Picture by Amsterdamize

As for the experience of cycling, I still can't quite think of the words to describe it. It is astonishing to be in a place where your every need is catered to and respected, where your journey on two wheels is deemed the absolute priority, and not that of those on four. I think the best way to illustrate it is to say that in Amsterdam the word "cyclist" just does not exist. At least in the everyday, utilitarian sense of being someone that uses a bicycle. Absolutely everyone does it (it took me a good couple of days to stop from staring at the sheer variety of people on bikes - old grannies, young kids, the stylishly well-coiffed, in Gucci suits or laden with make up and in high heels, mums carrying kids in cargo bikes, musicians carrying guitars, families carrying dogs, young ladies carrying flowers - the sight was a constant source of amazement) everywhere, and at every hour of the day and for every conceivable reason (the Friday evening we arrived, we went to a nearby restaurant/bar and I lost count of the number of well-dressed couples that brushed by on bikes, seemingly on the lookout for a good place to enjoy a dinner date).

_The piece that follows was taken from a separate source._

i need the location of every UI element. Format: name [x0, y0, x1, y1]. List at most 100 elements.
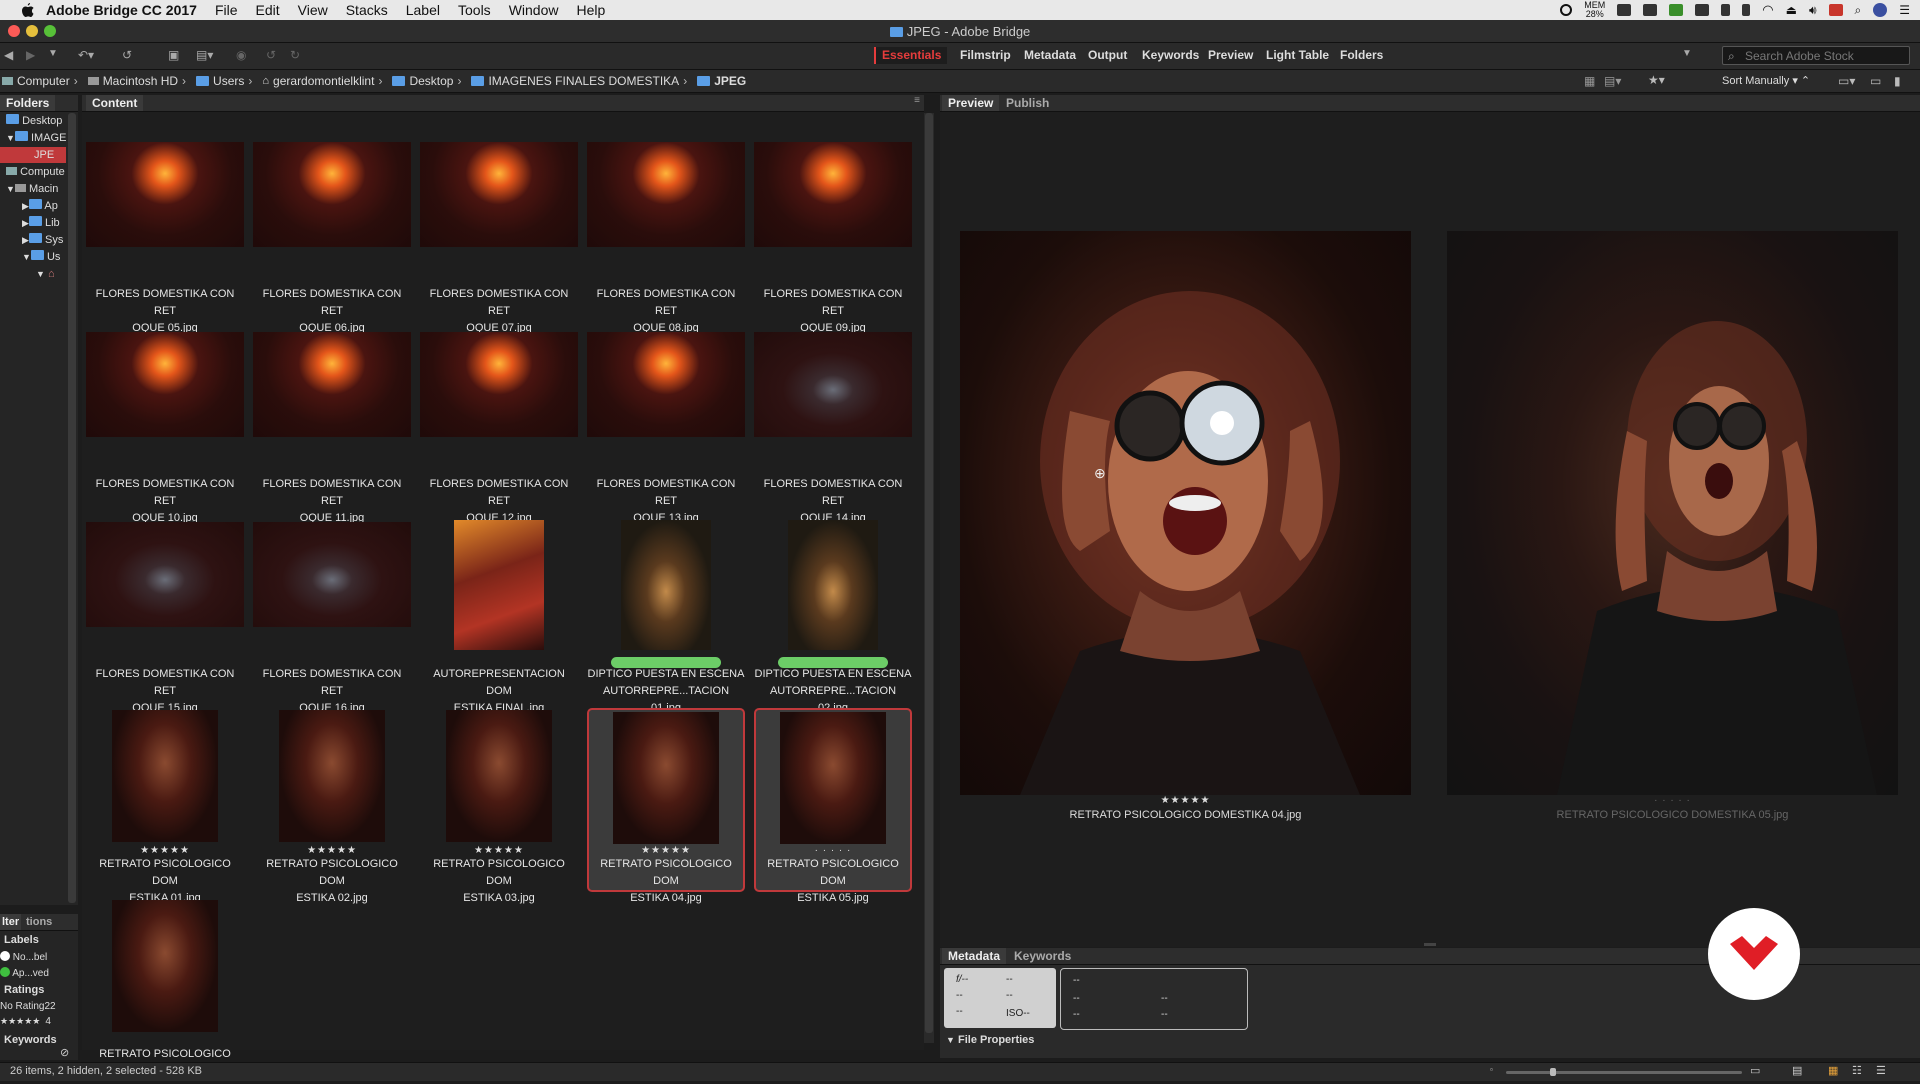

And perhaps most crucially, with not a jot of hi-vis or helmets in sight. Young or old, come as you are. The way it should be.

Picture by Amsterdamize

It really is a place that deserves the highest of praise - the bicycle has not only made it easier for the people of Amsterdam to get around (and made them fitter; I didn't see one person I would classify as overweight/obese in all the 4 days I was there), but it has actually helped to civilise the place in the process. It's not toxic with fumes and noise in the same way that London is, which makes such a world of difference when exploring the place on foot or on bike. And you can hear yourself speak when walking down the road - no need to elevate your voice to a scream as you would when trying to converse with someone on a main London street. In short, the humble bicycle has given a metropolis a feel of community where in many other places there is none, and the city gets its rhythm from people, not cars. It's such a delight, that I couldn't stop smiling for the entire trip, and you'd have been especially hard-pressed to wipe the beaming grin from my face whenever I took to a bike.

Picture by Amsterdamize

It's that good and then some. And if you don't believe me, ask my Dad. For a man who doesn't like bikes, he rode with more eagerness and vigour than I did.